Many foreign officials expressed shock over the shooting.
Prime Minister Boris Johnson said the killing of former Japanese prime minister Shinzo Abe was “incredibly sad”, adding: “His global leadership through unchartered times will be remembered by many.”
Labour leader Sir Keir Starmer said it was a “truly dark day”, after the shooting, while Foreign Secretary Liz Truss said that she was “devastated” at the news.
Chancellor Nadhim Zahawi said the killing of former Japanese prime minister Shinzo Abe is “heartbreaking”.

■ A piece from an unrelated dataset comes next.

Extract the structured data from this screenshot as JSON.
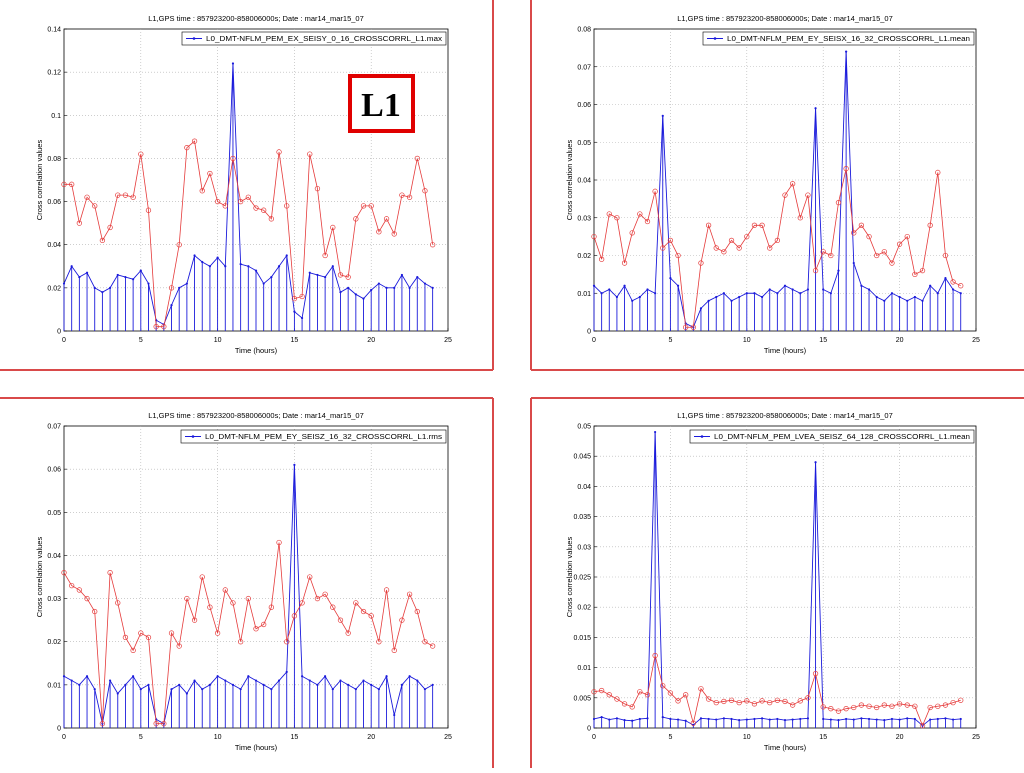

He tweeted: “Today’s news from Japan is heartbreaking. We enter politics to serve and to try and make the world a better place. Shinzo Abe has lost his life in pursuit of that noble aim. May he rest in eternal peace.”
In response to a question, Chinese Foreign Ministry spokesman Zhao Lijian said China was “following the development of the situation”.
“Our thoughts, our prayers are with him, with his family, with the people of Japan,” US secretary of state Antony Blinken said while attending a meeting of 20 foreign ministers in Bali, Indonesia.
Mr Abe said he was proud of working while leader for a stronger Japan-US security alliance and shepherding the first visit by a serving US president to the atomic-bombed city of Hiroshima.
He also helped Tokyo gain the right to host the 2020 Olympics by pledging that a disaster at the Fukushima nuclear plant was “under control” when it was not.
Mr Abe became Japan’s youngest prime minister in 2006, at age 52, but his overly nationalistic first stint abruptly ended a year later, also because of his health.
The end of Mr Abe’s scandal-laden first stint as prime minister was the beginning of six years of annual leadership change, remembered as an era of “revolving door” politics that lacked stability and long-term policies.
When he returned to office in 2012, Mr Abe vowed to revitalise the nation and get its economy out of its deflationary doldrums with his “Abenomics” formula, which combined fiscal stimulus, monetary easing and structural reforms.
He won six national elections and built a rock-solid grip on power, bolstering Japan’s defence role and capability and its security alliance with the US.
He also stepped up patriotic education at schools and raised Japan’s international profile.